Si è inoltre fatto notare come la tanto tenacemente sbandierata difesa dei posti di lavoro del settore, proponga una riflessione sul concetto stesso di lavoro, perché secondo il nostro parere, ampiamente condiviso dalle altre associazioni, non tutte le attività che producono guadagno possono per questo essere considerate lavoro se non rispettano in prima istanza la dignità delle persone coinvolte, una sana socialità e se non si concretizzano in una virtuosa crescita della comunità in cui si svolgono.
Al presidio è anche intervenuto personalmente, cosa ormai piuttosto rara, don Luigi Ciotti, a riprova di quanto il fenomeno del gioco d’azzardo e i comportamenti della Giunta Regionale siano da ritenersi gravi e dannosi.
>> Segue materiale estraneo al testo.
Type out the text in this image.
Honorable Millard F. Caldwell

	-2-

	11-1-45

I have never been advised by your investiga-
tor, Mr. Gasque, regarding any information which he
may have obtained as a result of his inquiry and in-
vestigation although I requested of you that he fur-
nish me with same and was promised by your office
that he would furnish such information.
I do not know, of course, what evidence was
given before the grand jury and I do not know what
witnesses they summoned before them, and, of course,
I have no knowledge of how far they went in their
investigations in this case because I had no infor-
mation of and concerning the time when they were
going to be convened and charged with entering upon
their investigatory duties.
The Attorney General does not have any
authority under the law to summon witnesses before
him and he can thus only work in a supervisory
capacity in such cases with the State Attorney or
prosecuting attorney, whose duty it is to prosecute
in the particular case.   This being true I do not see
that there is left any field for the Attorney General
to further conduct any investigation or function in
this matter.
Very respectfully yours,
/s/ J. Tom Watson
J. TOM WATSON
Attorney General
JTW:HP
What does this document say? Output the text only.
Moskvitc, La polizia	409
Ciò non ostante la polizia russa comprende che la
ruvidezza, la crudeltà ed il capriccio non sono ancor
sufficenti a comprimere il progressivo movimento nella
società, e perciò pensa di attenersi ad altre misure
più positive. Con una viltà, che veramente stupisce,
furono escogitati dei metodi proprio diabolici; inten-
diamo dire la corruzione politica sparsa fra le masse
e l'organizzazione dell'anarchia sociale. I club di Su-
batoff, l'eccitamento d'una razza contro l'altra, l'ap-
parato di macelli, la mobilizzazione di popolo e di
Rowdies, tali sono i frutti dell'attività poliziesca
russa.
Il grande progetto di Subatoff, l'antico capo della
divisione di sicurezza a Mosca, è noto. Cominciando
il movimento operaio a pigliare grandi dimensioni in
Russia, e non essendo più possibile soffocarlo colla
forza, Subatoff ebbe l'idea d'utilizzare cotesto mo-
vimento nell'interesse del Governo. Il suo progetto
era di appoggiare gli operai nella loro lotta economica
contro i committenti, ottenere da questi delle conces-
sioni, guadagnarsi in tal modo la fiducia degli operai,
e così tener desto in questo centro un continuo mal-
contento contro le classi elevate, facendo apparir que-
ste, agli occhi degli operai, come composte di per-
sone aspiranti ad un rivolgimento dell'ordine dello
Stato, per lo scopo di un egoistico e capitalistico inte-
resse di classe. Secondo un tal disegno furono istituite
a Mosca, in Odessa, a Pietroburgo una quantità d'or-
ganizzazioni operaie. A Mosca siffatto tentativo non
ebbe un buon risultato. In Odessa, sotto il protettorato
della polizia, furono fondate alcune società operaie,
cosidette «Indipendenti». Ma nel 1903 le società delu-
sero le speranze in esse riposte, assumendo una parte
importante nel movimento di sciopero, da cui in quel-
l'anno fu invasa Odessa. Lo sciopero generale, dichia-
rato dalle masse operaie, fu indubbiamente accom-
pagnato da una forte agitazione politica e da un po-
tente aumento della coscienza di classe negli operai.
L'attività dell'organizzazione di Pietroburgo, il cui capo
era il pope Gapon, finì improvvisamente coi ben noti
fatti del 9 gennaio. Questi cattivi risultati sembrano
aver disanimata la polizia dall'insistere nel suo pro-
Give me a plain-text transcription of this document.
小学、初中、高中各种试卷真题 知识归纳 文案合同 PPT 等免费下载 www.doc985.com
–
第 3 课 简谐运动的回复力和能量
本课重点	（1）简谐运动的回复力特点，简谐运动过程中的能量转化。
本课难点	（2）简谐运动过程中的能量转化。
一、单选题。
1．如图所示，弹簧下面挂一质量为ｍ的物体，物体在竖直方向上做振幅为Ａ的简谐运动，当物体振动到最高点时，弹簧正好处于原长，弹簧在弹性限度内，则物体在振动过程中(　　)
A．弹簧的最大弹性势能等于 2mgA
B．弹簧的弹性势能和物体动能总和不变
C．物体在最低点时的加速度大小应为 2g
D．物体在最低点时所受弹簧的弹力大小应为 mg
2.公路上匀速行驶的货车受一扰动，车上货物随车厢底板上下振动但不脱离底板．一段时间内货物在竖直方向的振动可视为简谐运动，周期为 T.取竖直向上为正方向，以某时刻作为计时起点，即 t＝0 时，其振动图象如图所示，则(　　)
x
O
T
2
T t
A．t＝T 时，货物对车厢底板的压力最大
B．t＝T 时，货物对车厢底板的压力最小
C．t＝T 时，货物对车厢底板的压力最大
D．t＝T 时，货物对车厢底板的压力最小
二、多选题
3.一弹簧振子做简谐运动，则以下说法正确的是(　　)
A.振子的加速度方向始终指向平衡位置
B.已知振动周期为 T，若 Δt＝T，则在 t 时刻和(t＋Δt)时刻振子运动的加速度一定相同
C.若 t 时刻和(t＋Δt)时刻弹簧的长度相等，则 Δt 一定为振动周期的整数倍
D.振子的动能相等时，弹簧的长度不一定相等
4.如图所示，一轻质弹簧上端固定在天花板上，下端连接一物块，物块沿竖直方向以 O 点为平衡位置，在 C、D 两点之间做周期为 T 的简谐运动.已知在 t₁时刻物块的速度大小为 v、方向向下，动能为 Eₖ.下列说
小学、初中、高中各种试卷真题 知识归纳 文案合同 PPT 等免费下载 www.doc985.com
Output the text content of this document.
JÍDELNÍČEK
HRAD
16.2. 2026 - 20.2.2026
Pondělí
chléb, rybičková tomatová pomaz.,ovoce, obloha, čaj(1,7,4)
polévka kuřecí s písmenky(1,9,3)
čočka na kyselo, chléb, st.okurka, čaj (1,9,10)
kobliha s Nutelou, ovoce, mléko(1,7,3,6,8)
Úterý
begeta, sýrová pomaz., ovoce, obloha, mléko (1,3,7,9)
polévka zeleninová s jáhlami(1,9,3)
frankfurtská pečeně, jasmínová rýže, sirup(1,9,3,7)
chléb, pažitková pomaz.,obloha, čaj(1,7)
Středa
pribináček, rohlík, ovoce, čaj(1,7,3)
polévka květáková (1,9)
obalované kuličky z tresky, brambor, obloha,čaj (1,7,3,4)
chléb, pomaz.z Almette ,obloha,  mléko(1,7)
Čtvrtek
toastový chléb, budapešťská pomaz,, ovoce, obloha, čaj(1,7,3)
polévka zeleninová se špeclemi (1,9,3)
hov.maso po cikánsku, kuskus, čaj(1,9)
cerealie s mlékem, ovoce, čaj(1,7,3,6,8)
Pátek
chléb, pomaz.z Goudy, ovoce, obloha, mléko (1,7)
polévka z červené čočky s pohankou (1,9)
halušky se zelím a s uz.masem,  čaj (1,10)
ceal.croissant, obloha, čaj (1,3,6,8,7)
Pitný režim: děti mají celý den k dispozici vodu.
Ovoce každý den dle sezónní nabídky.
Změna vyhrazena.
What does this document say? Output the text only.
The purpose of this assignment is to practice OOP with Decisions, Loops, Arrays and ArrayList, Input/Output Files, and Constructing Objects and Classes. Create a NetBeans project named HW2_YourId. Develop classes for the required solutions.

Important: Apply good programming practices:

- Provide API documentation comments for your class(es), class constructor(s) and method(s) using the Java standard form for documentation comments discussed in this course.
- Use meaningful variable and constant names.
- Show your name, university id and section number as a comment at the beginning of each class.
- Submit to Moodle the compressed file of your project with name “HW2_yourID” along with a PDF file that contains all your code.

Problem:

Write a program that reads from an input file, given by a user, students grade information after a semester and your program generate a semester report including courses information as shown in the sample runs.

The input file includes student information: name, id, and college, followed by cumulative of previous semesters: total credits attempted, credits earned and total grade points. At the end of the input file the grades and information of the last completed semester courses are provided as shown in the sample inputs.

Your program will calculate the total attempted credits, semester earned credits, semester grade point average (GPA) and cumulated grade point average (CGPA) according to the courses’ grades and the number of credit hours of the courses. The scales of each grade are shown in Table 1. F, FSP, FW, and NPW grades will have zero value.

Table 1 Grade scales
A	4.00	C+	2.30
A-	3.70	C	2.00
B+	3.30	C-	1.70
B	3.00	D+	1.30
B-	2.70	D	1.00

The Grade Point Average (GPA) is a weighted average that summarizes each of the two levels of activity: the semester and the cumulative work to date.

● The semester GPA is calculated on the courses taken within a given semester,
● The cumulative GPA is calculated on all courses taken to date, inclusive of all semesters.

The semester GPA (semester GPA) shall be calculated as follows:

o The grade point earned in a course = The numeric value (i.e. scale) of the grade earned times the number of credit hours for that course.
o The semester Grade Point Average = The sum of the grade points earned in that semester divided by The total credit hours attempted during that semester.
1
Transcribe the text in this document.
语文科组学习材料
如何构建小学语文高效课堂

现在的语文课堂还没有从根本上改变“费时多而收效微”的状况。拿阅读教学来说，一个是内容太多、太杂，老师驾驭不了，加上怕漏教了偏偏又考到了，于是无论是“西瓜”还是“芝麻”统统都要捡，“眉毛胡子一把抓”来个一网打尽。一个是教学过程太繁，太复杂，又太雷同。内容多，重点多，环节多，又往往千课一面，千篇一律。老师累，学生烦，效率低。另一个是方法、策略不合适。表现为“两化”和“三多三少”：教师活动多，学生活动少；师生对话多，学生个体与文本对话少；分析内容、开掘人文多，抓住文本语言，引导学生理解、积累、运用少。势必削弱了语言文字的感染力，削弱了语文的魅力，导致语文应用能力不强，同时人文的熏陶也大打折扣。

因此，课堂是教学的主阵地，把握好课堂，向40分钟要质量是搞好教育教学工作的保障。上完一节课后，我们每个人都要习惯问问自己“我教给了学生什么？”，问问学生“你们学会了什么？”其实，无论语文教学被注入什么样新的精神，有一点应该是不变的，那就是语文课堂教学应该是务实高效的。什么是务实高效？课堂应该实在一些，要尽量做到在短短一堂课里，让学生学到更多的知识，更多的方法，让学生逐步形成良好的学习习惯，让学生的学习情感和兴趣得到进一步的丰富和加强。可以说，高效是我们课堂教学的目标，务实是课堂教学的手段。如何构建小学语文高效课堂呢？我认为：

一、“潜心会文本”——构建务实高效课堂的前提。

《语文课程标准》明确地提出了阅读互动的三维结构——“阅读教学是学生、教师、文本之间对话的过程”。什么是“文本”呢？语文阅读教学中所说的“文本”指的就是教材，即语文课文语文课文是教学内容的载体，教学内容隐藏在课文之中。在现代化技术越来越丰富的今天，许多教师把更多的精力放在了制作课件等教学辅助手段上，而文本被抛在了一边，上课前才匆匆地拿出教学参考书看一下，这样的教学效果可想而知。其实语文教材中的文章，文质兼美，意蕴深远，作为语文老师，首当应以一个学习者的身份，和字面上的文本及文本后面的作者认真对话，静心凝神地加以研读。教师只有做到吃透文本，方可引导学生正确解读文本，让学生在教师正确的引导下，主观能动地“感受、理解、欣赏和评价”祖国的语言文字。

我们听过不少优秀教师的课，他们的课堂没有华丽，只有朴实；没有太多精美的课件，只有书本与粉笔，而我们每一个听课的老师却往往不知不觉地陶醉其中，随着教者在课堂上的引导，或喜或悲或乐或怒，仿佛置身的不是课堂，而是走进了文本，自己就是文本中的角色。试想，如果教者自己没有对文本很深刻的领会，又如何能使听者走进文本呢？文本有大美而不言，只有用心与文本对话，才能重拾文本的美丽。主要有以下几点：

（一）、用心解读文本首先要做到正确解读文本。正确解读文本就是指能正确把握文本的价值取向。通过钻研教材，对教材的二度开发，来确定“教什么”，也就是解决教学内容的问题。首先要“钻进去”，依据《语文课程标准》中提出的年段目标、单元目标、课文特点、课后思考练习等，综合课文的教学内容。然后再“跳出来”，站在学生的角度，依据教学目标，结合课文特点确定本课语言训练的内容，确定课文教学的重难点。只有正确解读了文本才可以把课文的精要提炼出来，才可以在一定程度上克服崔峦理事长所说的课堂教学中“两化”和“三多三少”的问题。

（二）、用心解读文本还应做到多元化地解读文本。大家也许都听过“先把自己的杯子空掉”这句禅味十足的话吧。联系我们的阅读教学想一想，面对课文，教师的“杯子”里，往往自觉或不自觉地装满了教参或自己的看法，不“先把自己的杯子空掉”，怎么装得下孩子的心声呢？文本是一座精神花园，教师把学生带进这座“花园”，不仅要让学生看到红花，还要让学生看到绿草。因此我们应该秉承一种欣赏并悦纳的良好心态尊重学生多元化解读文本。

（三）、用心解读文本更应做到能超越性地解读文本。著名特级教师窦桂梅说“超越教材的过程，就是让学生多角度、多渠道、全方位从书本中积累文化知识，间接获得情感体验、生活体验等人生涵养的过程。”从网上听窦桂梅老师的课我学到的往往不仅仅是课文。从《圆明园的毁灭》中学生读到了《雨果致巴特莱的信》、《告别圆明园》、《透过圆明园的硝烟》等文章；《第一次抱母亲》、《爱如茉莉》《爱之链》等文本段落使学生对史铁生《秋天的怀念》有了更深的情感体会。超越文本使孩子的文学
Anche i Sindaci hanno fatto una loro proposta che cerca di mediare tra la legge 9 e quella oggi in via di attuazione. I rappresentanti dei Comuni sono soprattutto preoccupati dal fatto che, mentre fino ad ora potevano emettere ordinanze che andavano oltre la legge regionale (essendo gli Enti locali considerati la massima autorità in fatto di salute pubblica sul loro territorio, come si è visto anche durante l’emergenza sanitaria in corso) che ha soltanto facoltà di indirizzare, con le nuove regole non potrebbero più farlo e si ritroverebbero a non poter più difendere autonomamente le loro comunità.